With many Japanese hurt by rising prices, especially for rice, opinion polls suggest that Ishiba’s governing coalition could lose its majority in the upper house.

This could be the final nail for Ishiba, having already been humiliatingly forced into a minority government after lower house elections in October.

“Ishiba may need to step down,” Toru Yoshida, a politics professor at Doshisha University, said.

Japan could “step into an unknown dimension of the ruling government being a minority in both the lower house and the upper house, which Japan has never experienced since World War II,” Yoshida said.

At one of Tokyo’s polling stations on Sunday, 54-year-old voter Atsushi Matsuura said “Commodity prices are going up, but I am more worried that salaries aren’t increasing.”

Another voter Hisayo Kojima, 65, expressed frustration that the amount of her pension “is being cut shorter and shorter.”

“We have paid a lot to support the pension system. This is the most pressing issue for me,” she said.

Ishiba’s center-right Liberal Democratic Party (LDP) has governed Japan almost continuously since 1955, albeit with frequent changes of leader.

Ishiba, 68, a self-avowed defense “geek” and train enthusiast, reached the top of the greasy pole last September on his fifth attempt and immediately called elections.

But this backfired and the vote left the LDP and its small coalition partner Komeito needing support from opposition parties, stymying its legislative agenda.

“Energy prices have swung sharply in recent months, as the government has flip-flopped between removing aid for household energy bills and adding new supports,” said Stefan Angrick at Moody’s Analytics.

Out of 248 seats in the upper house, 125 are up for grabs on Sunday. The coalition needs 50 of these to keep a majority.

Not helping is lingering resentment about an LDP funding scandal, and US tariffs of 25 percent due to bite from August 1 if there is no trade deal with the United States.

Japan’s massive auto industry, which accounts for eight percent of the country’s jobs, is reeling from painful levies already in place.

Weak export data last week stoked fears that the world’s fourth-largest economy could tip into a technical recession.

Despite Ishiba securing an early meeting with US President Donald Trump in February, and sending his trade envoy to Washington seven times, there has been no accord.

Trump poured cold water on the prospects of an agreement last week, saying Japan won’t “open up their country.”

“We will not easily compromise,” Ishiba said this month.

Ishiba’s apparently maximalist strategy of insisting all tariffs are cut to zero – although this could change post-election – has also drawn criticism.

“How well his government is able to handle negotiations over US tariffs is extremely important, as it’s important for the LDP to increase trust among the public,” Masahisa Endo, politics professor at Waseda University, said.

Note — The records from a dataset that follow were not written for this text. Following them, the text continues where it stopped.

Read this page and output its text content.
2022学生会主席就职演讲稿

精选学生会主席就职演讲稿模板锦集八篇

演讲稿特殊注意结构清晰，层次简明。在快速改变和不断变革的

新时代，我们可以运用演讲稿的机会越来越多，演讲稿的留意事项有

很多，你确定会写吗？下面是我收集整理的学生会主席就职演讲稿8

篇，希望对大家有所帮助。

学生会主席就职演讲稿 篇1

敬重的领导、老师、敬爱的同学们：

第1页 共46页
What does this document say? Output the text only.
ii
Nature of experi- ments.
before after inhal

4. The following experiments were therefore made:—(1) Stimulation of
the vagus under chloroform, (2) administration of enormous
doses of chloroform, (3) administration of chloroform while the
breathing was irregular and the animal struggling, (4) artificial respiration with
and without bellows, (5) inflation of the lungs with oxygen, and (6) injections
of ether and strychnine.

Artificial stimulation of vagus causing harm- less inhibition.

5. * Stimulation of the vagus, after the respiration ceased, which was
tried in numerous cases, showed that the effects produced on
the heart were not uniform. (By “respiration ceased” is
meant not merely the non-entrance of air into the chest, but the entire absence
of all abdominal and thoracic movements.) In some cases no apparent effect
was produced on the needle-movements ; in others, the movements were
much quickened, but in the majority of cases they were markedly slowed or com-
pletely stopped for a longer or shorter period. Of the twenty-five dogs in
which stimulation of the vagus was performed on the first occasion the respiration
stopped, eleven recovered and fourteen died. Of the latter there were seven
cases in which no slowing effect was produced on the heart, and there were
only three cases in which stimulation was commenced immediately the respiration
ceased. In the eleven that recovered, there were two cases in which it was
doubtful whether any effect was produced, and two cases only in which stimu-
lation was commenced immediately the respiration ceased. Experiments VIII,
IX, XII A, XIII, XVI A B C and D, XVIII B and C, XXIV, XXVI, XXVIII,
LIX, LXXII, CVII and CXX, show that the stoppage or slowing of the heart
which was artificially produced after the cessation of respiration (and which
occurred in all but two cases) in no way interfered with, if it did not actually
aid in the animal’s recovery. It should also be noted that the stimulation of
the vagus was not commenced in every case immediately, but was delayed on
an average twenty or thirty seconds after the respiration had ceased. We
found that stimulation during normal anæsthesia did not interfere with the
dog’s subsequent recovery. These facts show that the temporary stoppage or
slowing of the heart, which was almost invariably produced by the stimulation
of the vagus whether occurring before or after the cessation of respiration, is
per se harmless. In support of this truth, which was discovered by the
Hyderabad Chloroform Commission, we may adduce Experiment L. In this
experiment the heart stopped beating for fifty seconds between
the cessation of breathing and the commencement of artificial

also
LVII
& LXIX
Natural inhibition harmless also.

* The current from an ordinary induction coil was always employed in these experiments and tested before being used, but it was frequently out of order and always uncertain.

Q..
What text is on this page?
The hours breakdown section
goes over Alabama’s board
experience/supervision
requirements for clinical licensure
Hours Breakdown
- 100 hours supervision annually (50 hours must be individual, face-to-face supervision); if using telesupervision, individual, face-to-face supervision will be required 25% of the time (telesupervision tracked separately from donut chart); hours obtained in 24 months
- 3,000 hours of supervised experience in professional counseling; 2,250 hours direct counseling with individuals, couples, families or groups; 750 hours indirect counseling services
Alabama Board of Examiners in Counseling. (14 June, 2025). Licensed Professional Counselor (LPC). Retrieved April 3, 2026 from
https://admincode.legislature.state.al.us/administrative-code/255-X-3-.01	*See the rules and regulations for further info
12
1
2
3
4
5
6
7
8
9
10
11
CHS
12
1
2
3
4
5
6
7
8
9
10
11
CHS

The last time the LDP and Komeito failed to win a majority in the upper house was in 2010, having already fallen below the threshold in 2007.

That was followed by a rare change of government in 2009, when the now-defunct Democratic Party of Japan governed for a rocky three years.

Today the opposition is fragmented, and chances are slim that the parties can form an alternative government.

One making inroads is the “Japanese-first” Sanseito, which opinion poll suggest could win more than 10 upper house seats, up from two now.

The party wants “stricter rules and limits” on immigration, opposes “globalism” and “radical” gender policies, and wants a re-think on decarbonization and vaccines.

Last week it was forced to deny any links to Moscow – which has backed populist parties elsewhere – after a candidate was interviewed by Russian state media.

“They put into words what I had been thinking about but couldn’t put into words for many years,” one voter said at a Sanseito rally.